NOAA Fisheries’ Alaska Fisheries Science Center is developing and deploying innovative tools to collect information essential to maintain healthy ecosystems, conserve marine mammals populations, manage sustainable fisheries, and foster climate-resilient communities.
Emerging technologies such as drones, moored sonars, specialized camera systems, and eDNA complement traditional sampling methods. They increase coverage, minimize environmental impact, speed data delivery, and improve cost-efficiency. Cutting-edge chemical analyses are revolutionizing our ability to obtain information about the age and biology of fish. Advances in artificial intelligence enable fast, accurate data processing and analysis.
Here are some examples of the tools and technologies the Alaska Fisheries Science Center is leveraging for more effective, efficient sampling of Alaska’s vast marine environment.
Uncrewed Surface Vehicles work in tandem with NOAA ships on Alaska pollock acoustic surveys to cover the same area in 40% less time than a ship working alone, while still allowing for collection of critical biological data from the ship. These versatile tools are also used to track marine mammals on extended foraging trips.
Our eDNA program is using genetic material shed by organisms into the surrounding water to characterize fish communities, assess species diversity, and identify important fish habitat.
3D stereo camera systems developed at AFSC provide powerful, versatile remote sampling tools for an array of research needs—from surveying untrawlable fish habitat to discovering deep-sea coral habitat on unexplored seamounts. Artificial intelligence automates image processing to speed data delivery and save costs.
We teamed up with Microsoft AI for Earth to develop artificial intelligence to detect seals and polar bears on sea ice in millions of color and thermal images collected during Arctic aerial surveys.
We are using AI and near-Infrared analysis of otoliths (ear stones) to age Alaska pollock. With this new technology, scientists can determine fish ages faster — 30–50 seconds per otolith, which is more than 10 times faster than humans using microscopes. Success with this effort could revolutionize the way fish ages are estimated throughout the world.
AFSC scientists also are pioneering the use of near-infrared analysis of otoliths to identify fish species and populations.
New underwater microscope camera technology greatly expands our ability to study how environmental change affects zooplankton, important food for many commercial fish. The camera collects zooplankton images while mounted on oceanographic instruments that simultaneously collect environmental data.
An innovative instrument that continuously takes images of phytoplankton at sea is transforming the way we research and monitor these tiny algae. Phytoplankton form the base of the food web for all marine animals. Some species form harmful algal blooms.
Autonomous underwater vehicles can track acoustically tagged fish while simultaneously collecting data on their environment. These underwater robots can operate independently for over 12 hours.
We are using Uncrewed Aerial Systems or “Hexacopters” to survey marine mammals such as seals and sea lions. These instruments can photograph animals from great distances with minimal impact to the animals or environment. They can fly beneath clouds and at a lower cost than manned aerial surveys.

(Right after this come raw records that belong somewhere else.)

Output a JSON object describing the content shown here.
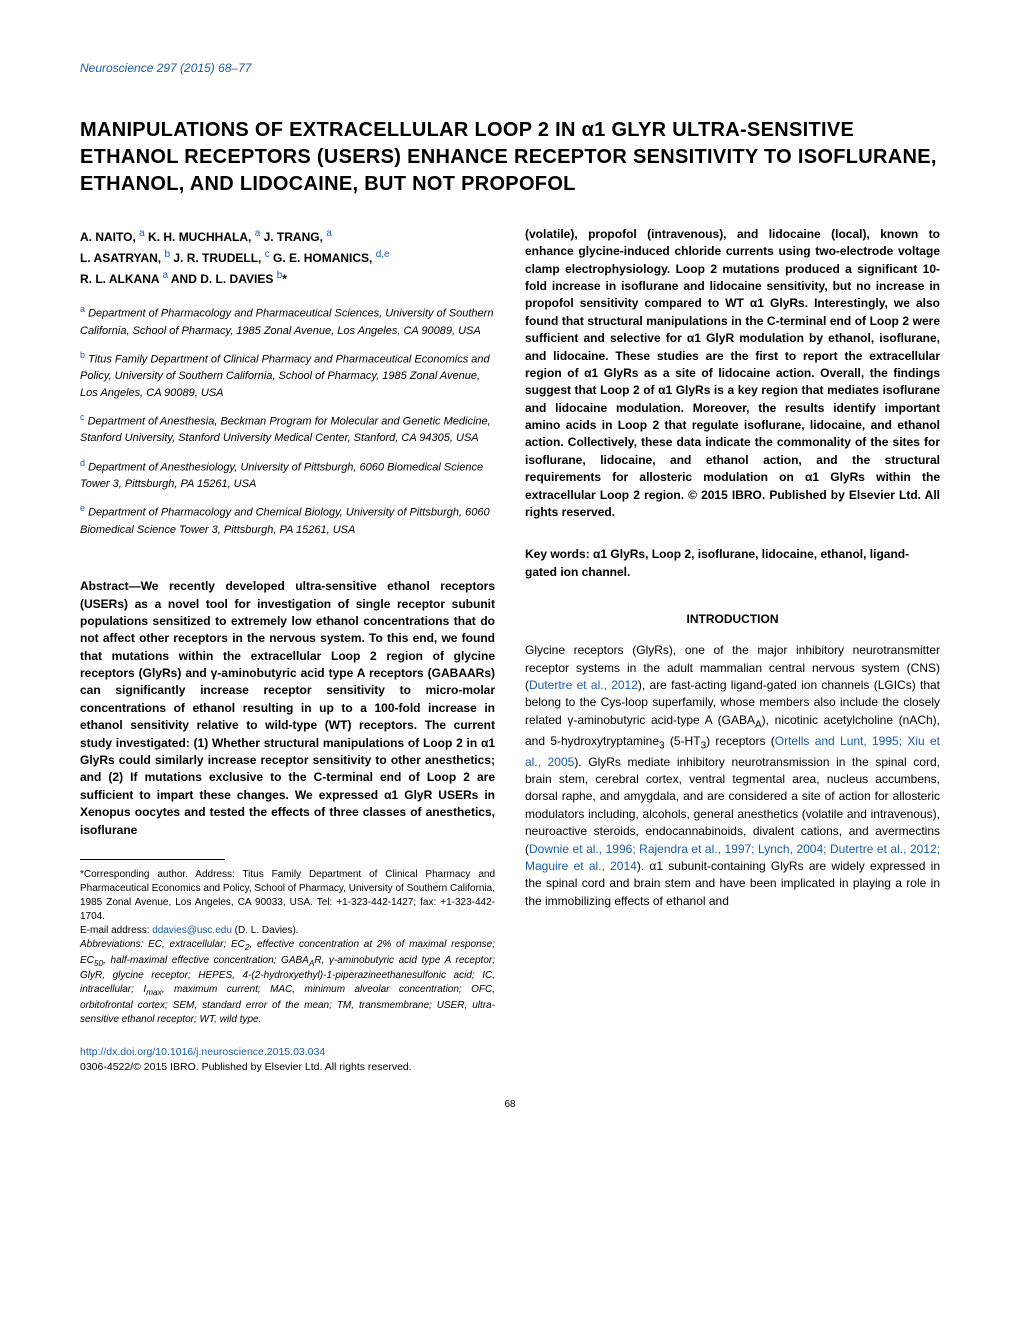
{
  "journal_header": "Neuroscience 297 (2015) 68–77",
  "title": "MANIPULATIONS OF EXTRACELLULAR LOOP 2 IN α1 GLYR ULTRA-SENSITIVE ETHANOL RECEPTORS (USERS) ENHANCE RECEPTOR SENSITIVITY TO ISOFLURANE, ETHANOL, AND LIDOCAINE, BUT NOT PROPOFOL",
  "authors": {
    "line1": "A. NAITO, <sup>a</sup> K. H. MUCHHALA, <sup>a</sup> J. TRANG, <sup>a</sup>",
    "line2": "L. ASATRYAN, <sup>b</sup> J. R. TRUDELL, <sup>c</sup> G. E. HOMANICS, <sup>d,e</sup>",
    "line3": "R. L. ALKANA <sup>a</sup> AND D. L. DAVIES <sup>b</sup>*"
  },
  "affiliations": [
    {
      "label": "a",
      "text": "Department of Pharmacology and Pharmaceutical Sciences, University of Southern California, School of Pharmacy, 1985 Zonal Avenue, Los Angeles, CA 90089, USA"
    },
    {
      "label": "b",
      "text": "Titus Family Department of Clinical Pharmacy and Pharmaceutical Economics and Policy, University of Southern California, School of Pharmacy, 1985 Zonal Avenue, Los Angeles, CA 90089, USA"
    },
    {
      "label": "c",
      "text": "Department of Anesthesia, Beckman Program for Molecular and Genetic Medicine, Stanford University, Stanford University Medical Center, Stanford, CA 94305, USA"
    },
    {
      "label": "d",
      "text": "Department of Anesthesiology, University of Pittsburgh, 6060 Biomedical Science Tower 3, Pittsburgh, PA 15261, USA"
    },
    {
      "label": "e",
      "text": "Department of Pharmacology and Chemical Biology, University of Pittsburgh, 6060 Biomedical Science Tower 3, Pittsburgh, PA 15261, USA"
    }
  ],
  "abstract": {
    "label": "Abstract—",
    "left": "We recently developed ultra-sensitive ethanol receptors (USERs) as a novel tool for investigation of single receptor subunit populations sensitized to extremely low ethanol concentrations that do not affect other receptors in the nervous system. To this end, we found that mutations within the extracellular Loop 2 region of glycine receptors (GlyRs) and γ-aminobutyric acid type A receptors (GABAARs) can significantly increase receptor sensitivity to micro-molar concentrations of ethanol resulting in up to a 100-fold increase in ethanol sensitivity relative to wild-type (WT) receptors. The current study investigated: (1) Whether structural manipulations of Loop 2 in α1 GlyRs could similarly increase receptor sensitivity to other anesthetics; and (2) If mutations exclusive to the C-terminal end of Loop 2 are sufficient to impart these changes. We expressed α1 GlyR USERs in Xenopus oocytes and tested the effects of three classes of anesthetics, isoflurane",
    "right": "(volatile), propofol (intravenous), and lidocaine (local), known to enhance glycine-induced chloride currents using two-electrode voltage clamp electrophysiology. Loop 2 mutations produced a significant 10-fold increase in isoflurane and lidocaine sensitivity, but no increase in propofol sensitivity compared to WT α1 GlyRs. Interestingly, we also found that structural manipulations in the C-terminal end of Loop 2 were sufficient and selective for α1 GlyR modulation by ethanol, isoflurane, and lidocaine. These studies are the first to report the extracellular region of α1 GlyRs as a site of lidocaine action. Overall, the findings suggest that Loop 2 of α1 GlyRs is a key region that mediates isoflurane and lidocaine modulation. Moreover, the results identify important amino acids in Loop 2 that regulate isoflurane, lidocaine, and ethanol action. Collectively, these data indicate the commonality of the sites for isoflurane, lidocaine, and ethanol action, and the structural requirements for allosteric modulation on α1 GlyRs within the extracellular Loop 2 region. © 2015 IBRO. Published by Elsevier Ltd. All rights reserved."
  },
  "keywords": "Key words: α1 GlyRs, Loop 2, isoflurane, lidocaine, ethanol, ligand-gated ion channel.",
  "intro_heading": "INTRODUCTION",
  "intro_text": "Glycine receptors (GlyRs), one of the major inhibitory neurotransmitter receptor systems in the adult mammalian central nervous system (CNS) (<span class=\"link\">Dutertre et al., 2012</span>), are fast-acting ligand-gated ion channels (LGICs) that belong to the Cys-loop superfamily, whose members also include the closely related γ-aminobutyric acid-type A (GABA<sub>A</sub>), nicotinic acetylcholine (nACh), and 5-hydroxytryptamine<sub>3</sub> (5-HT<sub>3</sub>) receptors (<span class=\"link\">Ortells and Lunt, 1995; Xiu et al., 2005</span>). GlyRs mediate inhibitory neurotransmission in the spinal cord, brain stem, cerebral cortex, ventral tegmental area, nucleus accumbens, dorsal raphe, and amygdala, and are considered a site of action for allosteric modulators including, alcohols, general anesthetics (volatile and intravenous), neuroactive steroids, endocannabinoids, divalent cations, and avermectins (<span class=\"link\">Downie et al., 1996; Rajendra et al., 1997; Lynch, 2004; Dutertre et al., 2012; Maguire et al., 2014</span>). α1 subunit-containing GlyRs are widely expressed in the spinal cord and brain stem and have been implicated in playing a role in the immobilizing effects of ethanol and",
  "footnotes": {
    "corresponding": "*Corresponding author. Address: Titus Family Department of Clinical Pharmacy and Pharmaceutical Economics and Policy, School of Pharmacy, University of Southern California, 1985 Zonal Avenue, Los Angeles, CA 90033, USA. Tel: +1-323-442-1427; fax: +1-323-442-1704.",
    "email_label": "E-mail address: ",
    "email": "ddavies@usc.edu",
    "email_suffix": " (D. L. Davies).",
    "abbreviations": "Abbreviations: EC, extracellular; EC<sub>2</sub>, effective concentration at 2% of maximal response; EC<sub>50</sub>, half-maximal effective concentration; GABA<sub>A</sub>R, γ-aminobutyric acid type A receptor; GlyR, glycine receptor; HEPES, 4-(2-hydroxyethyl)-1-piperazineethanesulfonic acid; IC, intracellular; I<sub>max</sub>, maximum current; MAC, minimum alveolar concentration; OFC, orbitofrontal cortex; SEM, standard error of the mean; TM, transmembrane; USER, ultra-sensitive ethanol receptor; WT, wild type."
  },
  "doi": {
    "url": "http://dx.doi.org/10.1016/j.neuroscience.2015.03.034",
    "copyright": "0306-4522/© 2015 IBRO. Published by Elsevier Ltd. All rights reserved."
  },
  "page_number": "68"
}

AFSC is modernizing fishery monitoring by developing electronic monitoring systems and using machine learning to automate processing of images collected onboard fishing vessels.
Seafloor-mounted SONARs collect continuous acoustic data on fish movements and abundance over years to help us better understand how changing environmental conditions influence fish populations.
Since 2007, we have been monitoring trends in marine mammal movement, calling behavior, and human-generated noise from year-round passive acoustic recordings by equipment moored at 23 sites.
For the first time, new state-of-the-art modelling can help scientists predict growth, survival, and reproductive strategies for all known fish in the world. This new model uses 33 traits that describe size, growth, reproduction, parental care, and lifespan to classify more than 34,000 fish species.